С тех пор прошло двадцать семь лет, но в этот миг переулками Акко я опять иду к морю, и все наново и опять разворачивается напряжением нашего взаимного сближения; вдали друг от друга мы оба как бы расслаблены, дремотно однообразны; но вот я приближаюсь к берегу, расставаясь с мелкими подробностями домов, переулков, улиц, лиц, остаюсь один на один с четырьмя стихиями – водой, землей, небом, солнцем, все чувства обостряются, всякая мелочь в пространстве, уже увиденном и исхоженном, разряжается целыми валами новых образов и ассоциаций, как и само море, словно бы замершее вдали, в ста метрах от берега начинает пробуждаться, слепо пялить белки волн, тянуть ко мне пенисто выкатываемые шипящие на песке шлейфы. Активная зона – зона нашего соприкосновения: иду вдоль волн.
Облако превратилось в аспидно-черную залежь.
Грандиозная феерия разыгрывается на акватории – солнце, пробиваясь в щели облака, шатром четко обозначенных лучей, как светящаяся многоножка шагает по водам, и все корабли на горизонте ослепительно белы на темных развалах вод и неба, и рокот волн усиливается, а берег по-прежнему тих, на пустом вразлет пространстве по-домашнему стоит одинокий стул, парень запускает змея, пес лает на взлетающее бумажное чудище, парочка идет в обнимку, и небо в глубь суши чистое, задумчиво-голубое.

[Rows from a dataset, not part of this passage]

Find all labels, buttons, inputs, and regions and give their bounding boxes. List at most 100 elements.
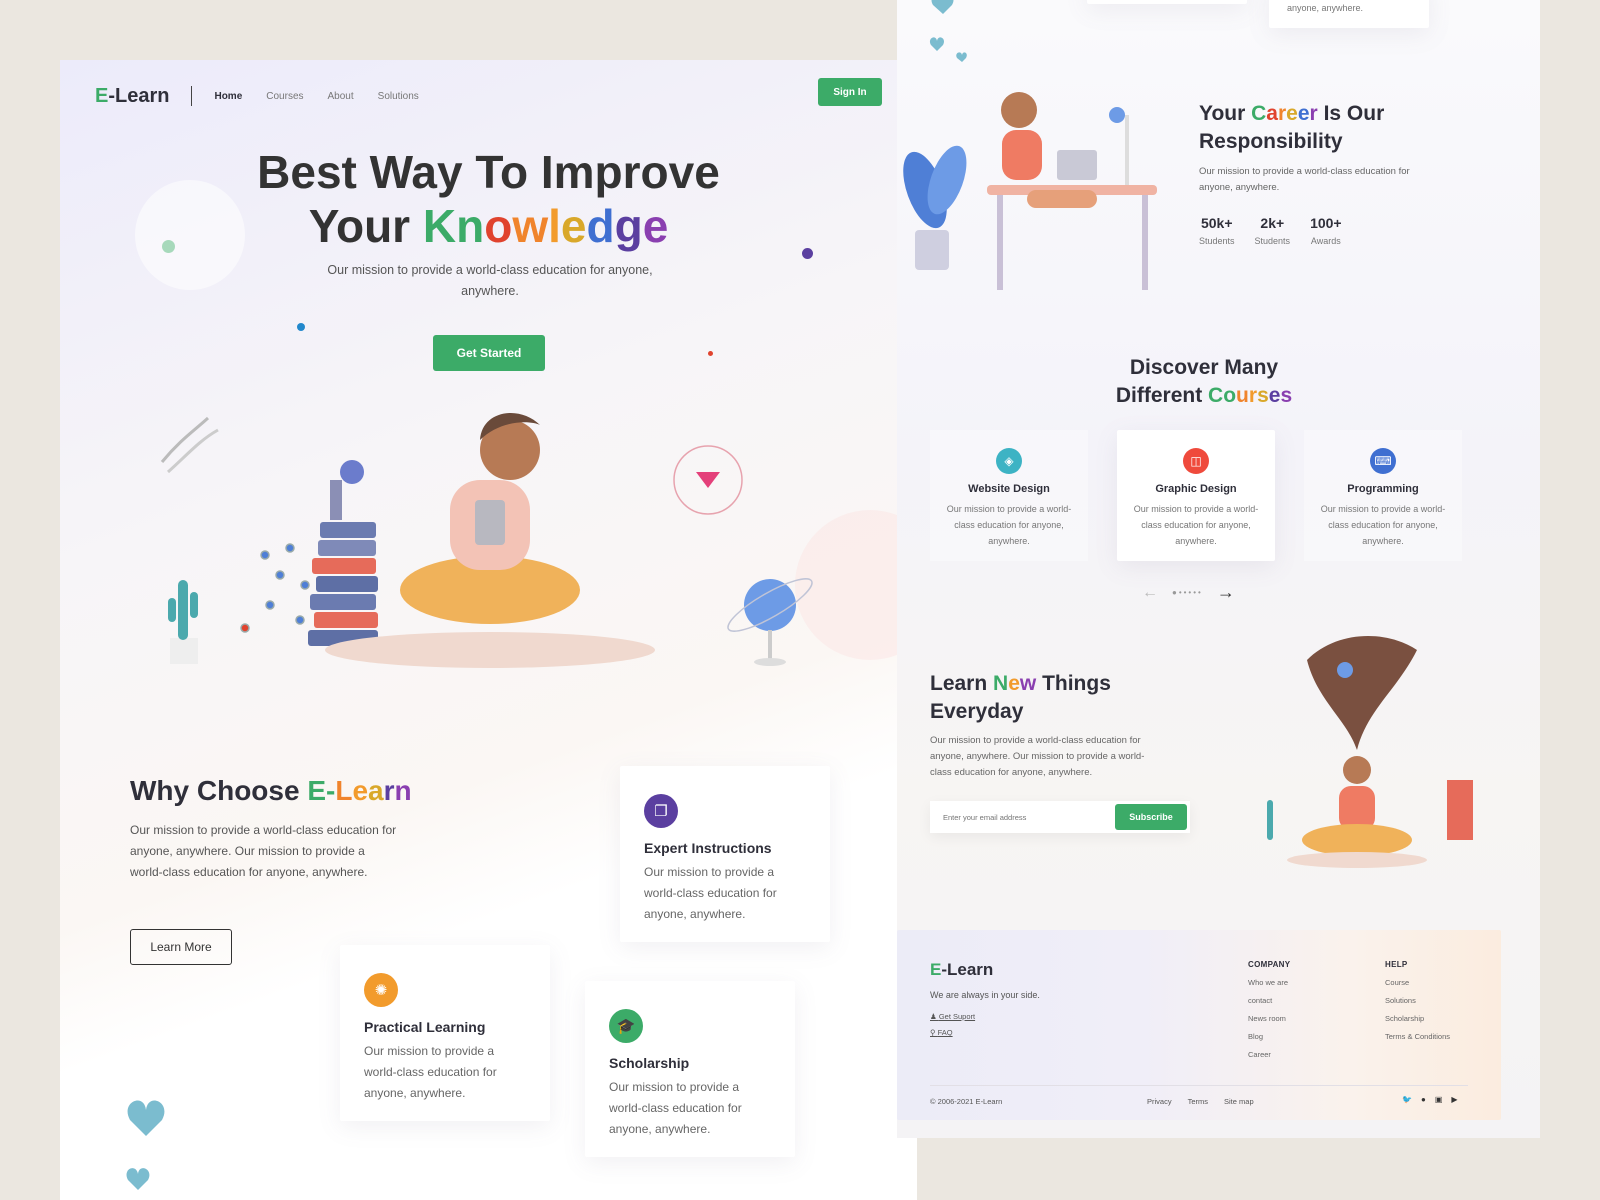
- highlight-letter: o: [484, 200, 513, 252]
- highlight-letter: C: [1208, 384, 1224, 407]
- course-card-graphic[interactable]: ◫ Graphic Design Our mission to provide …: [1117, 430, 1275, 561]
- footer-link[interactable]: Blog: [1248, 1032, 1290, 1041]
- highlight-letter: u: [1236, 384, 1249, 407]
- footer-help: HELP Course Solutions Scholarship Terms …: [1385, 960, 1451, 1041]
- nav-solutions[interactable]: Solutions: [378, 91, 419, 102]
- partial-card: anyone, anywhere.: [1269, 0, 1429, 28]
- footer-link[interactable]: News room: [1248, 1014, 1290, 1023]
- learn-new-description: Our mission to provide a world-class edu…: [930, 735, 1145, 778]
- nav-home[interactable]: Home: [214, 91, 242, 102]
- arrow-right-icon[interactable]: →: [1217, 582, 1235, 603]
- footer-link[interactable]: Scholarship: [1385, 1014, 1450, 1023]
- feature-card-expert[interactable]: ❐ Expert Instructions Our mission to pro…: [620, 766, 830, 942]
- nav-divider: [191, 86, 193, 106]
- career-title: Your Career Is Our Responsibility: [1199, 102, 1385, 153]
- highlight-letter: n: [456, 200, 485, 252]
- why-description: Our mission to provide a world-class edu…: [130, 823, 397, 879]
- footer-divider: [930, 1085, 1468, 1086]
- heart-icon: [929, 0, 967, 62]
- footer-link[interactable]: Career: [1248, 1050, 1290, 1059]
- heart-icon: [126, 1100, 165, 1190]
- highlight-letter: w: [1019, 672, 1037, 695]
- nav-links: Home Courses About Solutions: [214, 91, 418, 102]
- sitemap-link[interactable]: Site map: [1224, 1097, 1254, 1106]
- footer-link[interactable]: Terms & Conditions: [1385, 1032, 1450, 1041]
- highlight-letter: w: [512, 200, 549, 252]
- molecule-illustration: [240, 543, 310, 633]
- gem-icon: [673, 445, 743, 515]
- top-nav: E-Learn Home Courses About Solutions Sig…: [95, 76, 882, 116]
- cactus-illustration: [168, 580, 198, 664]
- user-icon: ♟: [930, 1012, 939, 1021]
- why-title: Why Choose E-Learn: [130, 775, 412, 806]
- highlight-letter: a: [1266, 102, 1278, 125]
- email-input[interactable]: [933, 812, 1115, 822]
- carousel-controls: ← ●••••• →: [1142, 582, 1235, 603]
- nav-about[interactable]: About: [328, 91, 354, 102]
- arrow-left-icon[interactable]: ←: [1142, 584, 1158, 602]
- youtube-icon[interactable]: ▶: [1451, 1095, 1457, 1104]
- faq-link[interactable]: ⚲ FAQ: [930, 1028, 953, 1037]
- decor-circle: [135, 180, 245, 290]
- laptop-illustration: [1057, 150, 1097, 180]
- highlight-letter: s: [1280, 384, 1293, 407]
- hero-illustration: [160, 413, 813, 668]
- course-card-website[interactable]: ◈ Website Design Our mission to provide …: [930, 430, 1088, 561]
- link-icon: ⚲: [930, 1028, 938, 1037]
- stats-row: 50k+ Students 2k+ Students 100+ Awards: [1199, 215, 1342, 249]
- highlight-letter: l: [548, 200, 561, 252]
- footer-link[interactable]: contact: [1248, 996, 1290, 1005]
- highlight-letter: r: [383, 775, 395, 806]
- footer-logo[interactable]: E-Learn: [930, 960, 993, 980]
- hero-highlight: Knowledge: [423, 200, 668, 252]
- discover-title: Discover Many Different Courses: [897, 354, 1511, 410]
- hero-subtitle: Our mission to provide a world-class edu…: [327, 263, 653, 298]
- learn-more-button[interactable]: Learn More: [130, 929, 232, 965]
- footer-company: COMPANY Who we are contact News room Blo…: [1248, 960, 1291, 1059]
- highlight-letter: a: [368, 775, 384, 806]
- privacy-link[interactable]: Privacy: [1147, 1097, 1172, 1106]
- highlight-letter: e: [1297, 102, 1310, 125]
- plant-illustration: [903, 145, 967, 270]
- terms-link[interactable]: Terms: [1188, 1097, 1208, 1106]
- sign-in-button[interactable]: Sign In: [818, 78, 882, 106]
- github-icon[interactable]: ●: [1421, 1095, 1426, 1104]
- get-started-button[interactable]: Get Started: [433, 335, 545, 371]
- subscribe-form: Subscribe: [930, 801, 1190, 833]
- social-icons: 🐦 ● ▣ ▶: [1402, 1095, 1458, 1104]
- highlight-letter: o: [1223, 384, 1237, 407]
- decor-dot: [708, 351, 713, 356]
- highlight-letter: g: [614, 200, 643, 252]
- subscribe-button[interactable]: Subscribe: [1115, 804, 1187, 830]
- learn-new-title: Learn New Things Everyday: [930, 672, 1111, 723]
- twitter-icon[interactable]: 🐦: [1402, 1095, 1412, 1104]
- career-description: Our mission to provide a world-class edu…: [1199, 166, 1410, 193]
- feature-card-practical[interactable]: ✺ Practical Learning Our mission to prov…: [340, 945, 550, 1121]
- globe-illustration: [727, 578, 813, 666]
- shapes-icon: ◫: [1183, 448, 1209, 474]
- stat-students-2: 2k+ Students: [1254, 215, 1291, 246]
- linkedin-icon[interactable]: ▣: [1435, 1095, 1443, 1104]
- highlight-letter: s: [1257, 384, 1269, 407]
- target-icon: ◈: [996, 448, 1022, 474]
- footer-link[interactable]: Course: [1385, 978, 1450, 987]
- footer-link[interactable]: Who we are: [1248, 978, 1290, 987]
- layers-icon: ❐: [644, 794, 678, 828]
- books-stack: [308, 460, 378, 646]
- highlight-letter: L: [335, 775, 353, 806]
- logo[interactable]: E-Learn: [95, 85, 169, 108]
- nav-courses[interactable]: Courses: [266, 91, 303, 102]
- footer-bottom-links: Privacy Terms Site map: [1147, 1097, 1254, 1106]
- highlight-letter: e: [642, 200, 669, 252]
- highlight-letter: d: [586, 200, 615, 252]
- lamp-illustration: [1109, 107, 1129, 185]
- highlight-letter: e: [1286, 102, 1298, 125]
- feature-card-scholarship[interactable]: 🎓 Scholarship Our mission to provide a w…: [585, 981, 795, 1157]
- footer-link[interactable]: Solutions: [1385, 996, 1450, 1005]
- copyright: © 2006-2021 E-Learn: [930, 1097, 1003, 1106]
- stat-awards: 100+ Awards: [1310, 215, 1342, 246]
- course-card-programming[interactable]: ⌨ Programming Our mission to provide a w…: [1304, 430, 1462, 561]
- support-link[interactable]: ♟ Get Suport: [930, 1012, 975, 1021]
- carousel-dots: ●•••••: [1172, 588, 1203, 597]
- footer-tagline: We are always in your side.: [930, 990, 1040, 1000]
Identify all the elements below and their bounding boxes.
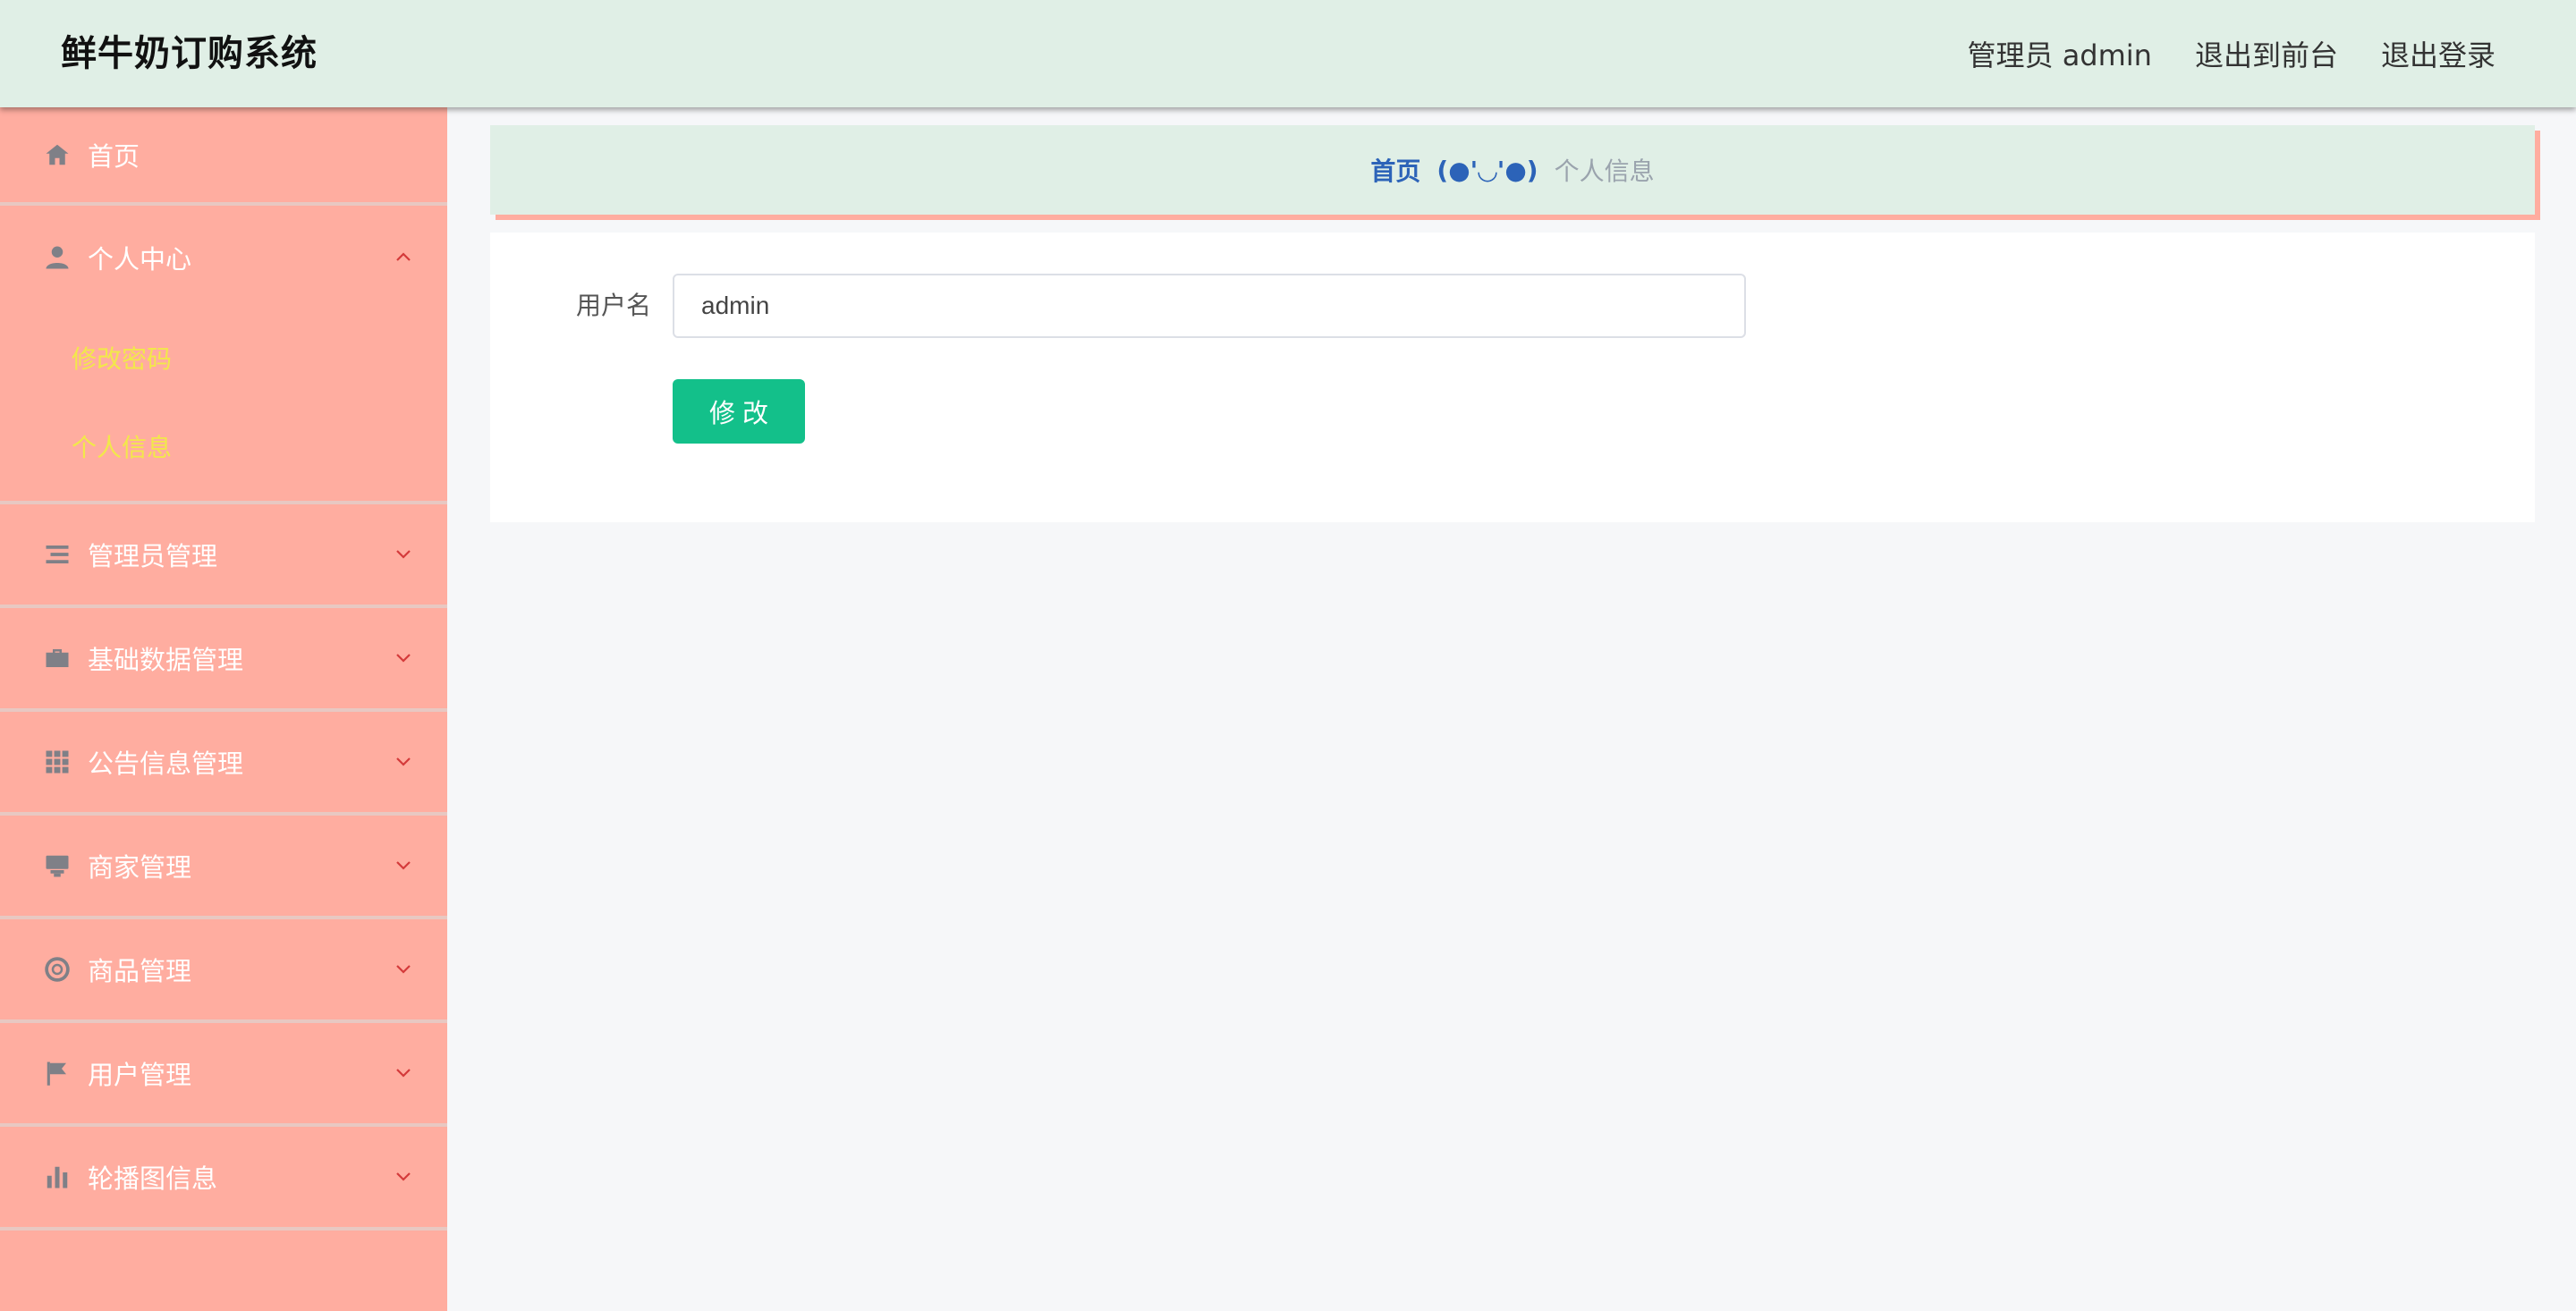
chevron-down-icon — [395, 1064, 411, 1078]
main-content: 首页 (●'◡'●) 个人信息 用户名 修改 — [447, 107, 2576, 1311]
sidebar-item-home[interactable]: 首页 — [0, 107, 447, 206]
bar-chart-icon — [43, 1163, 72, 1191]
submenu-item-personal-info[interactable]: 个人信息 — [0, 403, 447, 492]
sidebar-item-label: 首页 — [88, 141, 140, 172]
briefcase-icon — [43, 644, 72, 672]
lifebuoy-icon — [43, 955, 72, 984]
breadcrumb-current: 个人信息 — [1554, 156, 1655, 186]
username-input[interactable] — [673, 274, 1746, 338]
user-icon — [43, 243, 72, 272]
sidebar-item-label: 轮播图信息 — [88, 1163, 218, 1194]
chevron-down-icon — [395, 546, 411, 560]
sidebar-item-merchant-management[interactable]: 商家管理 — [0, 816, 447, 919]
sidebar-item-carousel-info[interactable]: 轮播图信息 — [0, 1127, 447, 1231]
sidebar-item-personal-center[interactable]: 个人中心 — [0, 206, 447, 309]
current-user-label: 管理员 admin — [1967, 38, 2152, 72]
sidebar-item-product-management[interactable]: 商品管理 — [0, 919, 447, 1023]
breadcrumb-home-link[interactable]: 首页 — [1370, 152, 1420, 188]
list-icon — [43, 540, 72, 569]
sidebar-item-label: 个人中心 — [88, 244, 192, 275]
personal-info-form: 用户名 修改 — [490, 233, 2535, 522]
chevron-down-icon — [395, 649, 411, 664]
modify-button[interactable]: 修改 — [673, 379, 805, 444]
breadcrumb-separator-face: (●'◡'●) — [1436, 155, 1538, 185]
chevron-down-icon — [395, 960, 411, 975]
sidebar-item-label: 用户管理 — [88, 1060, 192, 1090]
sidebar-item-user-management[interactable]: 用户管理 — [0, 1023, 447, 1127]
exit-to-frontend-link[interactable]: 退出到前台 — [2195, 33, 2338, 74]
chevron-down-icon — [395, 857, 411, 871]
flag-icon — [43, 1059, 72, 1087]
app-title: 鲜牛奶订购系统 — [61, 33, 318, 74]
chevron-down-icon — [395, 753, 411, 767]
personal-center-submenu: 修改密码 个人信息 — [0, 309, 447, 504]
sidebar-item-label: 基础数据管理 — [88, 645, 244, 675]
header-actions: 管理员 admin 退出到前台 退出登录 — [1968, 0, 2496, 107]
username-label: 用户名 — [576, 291, 652, 320]
sidebar-item-notice-management[interactable]: 公告信息管理 — [0, 712, 447, 816]
chevron-down-icon — [395, 1168, 411, 1182]
breadcrumb: 首页 (●'◡'●) 个人信息 — [490, 125, 2535, 215]
sidebar-item-label: 公告信息管理 — [88, 749, 244, 779]
top-header: 鲜牛奶订购系统 管理员 admin 退出到前台 退出登录 — [0, 0, 2576, 107]
logout-link[interactable]: 退出登录 — [2381, 33, 2496, 74]
home-icon — [43, 140, 72, 169]
sidebar-item-admin-management[interactable]: 管理员管理 — [0, 504, 447, 608]
sidebar-item-basic-data-management[interactable]: 基础数据管理 — [0, 608, 447, 712]
chevron-up-icon — [395, 249, 411, 263]
sidebar: 首页 个人中心 修改密码 个人信息 管理员管理 基础数据管理 公告信息管理 商家… — [0, 107, 447, 1311]
sidebar-item-label: 管理员管理 — [88, 541, 218, 571]
submenu-item-change-password[interactable]: 修改密码 — [0, 315, 447, 403]
sidebar-item-label: 商家管理 — [88, 852, 192, 883]
grid-icon — [43, 748, 72, 776]
shop-icon — [43, 851, 72, 880]
sidebar-item-label: 商品管理 — [88, 956, 192, 986]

Вдруг солнце сразу и во всю силу послеполуденного своего света выпрастывается из залежи и ударяет в затылки вмиг ослепших волн, и летят они кувырком на берег.
Залежь на глазах распадается на отдельные облака диковинных очертаний, куда поочередно вплывает солнце.
Стоя у кромки вод, окуная ноги в плоско набегающую пену, гляжу на цепь облаков-ламп в небе, вспоминаю Цфат в горах Галилеи, совсем недалеко отсюда, за моей спиной. Лес керосиновых ламп, дикой растительностью свисающий с потолка местного музея, из окна которого виден весь Цфат и купол могилы рабби Шимона бар-Йохая у подножья горы Мерон.
Лампы всевозможных форм.
Причудливо слепые нетопыри отпылавших ночей в тех землях, где развеян по ветру прах шести миллионов.
Осколки метеоритов с погасшего созвездия, некогда мерцавшего в забвенных далях Польши и Галиции, Подолья и Бессарабии, Белой и Малой России.
Мертвые головешки – они когда-то лучили свет, очерчивая такой хрупкий и призрачный круг уюта среди завихрений метелей и войн.
Бывает день среди однообразия недель и месяцев – перекошенный от груза воспоминаний внезапно развернется головокружительной воронкой, как этот, сегодняшний, в Акко, способный выпростать из брюха времени в течение считанных часов от восхода до заката десять лет жизни двадцатисемилетней давности, перекошенный и отягченный, как огромный оползень, только и ждущий слабого толчка, чтобы начать рушиться, сбивая с ног и лишая дыхания, и толчком этим – Акко, Акра, древняя и таинственная земля Птолемаис…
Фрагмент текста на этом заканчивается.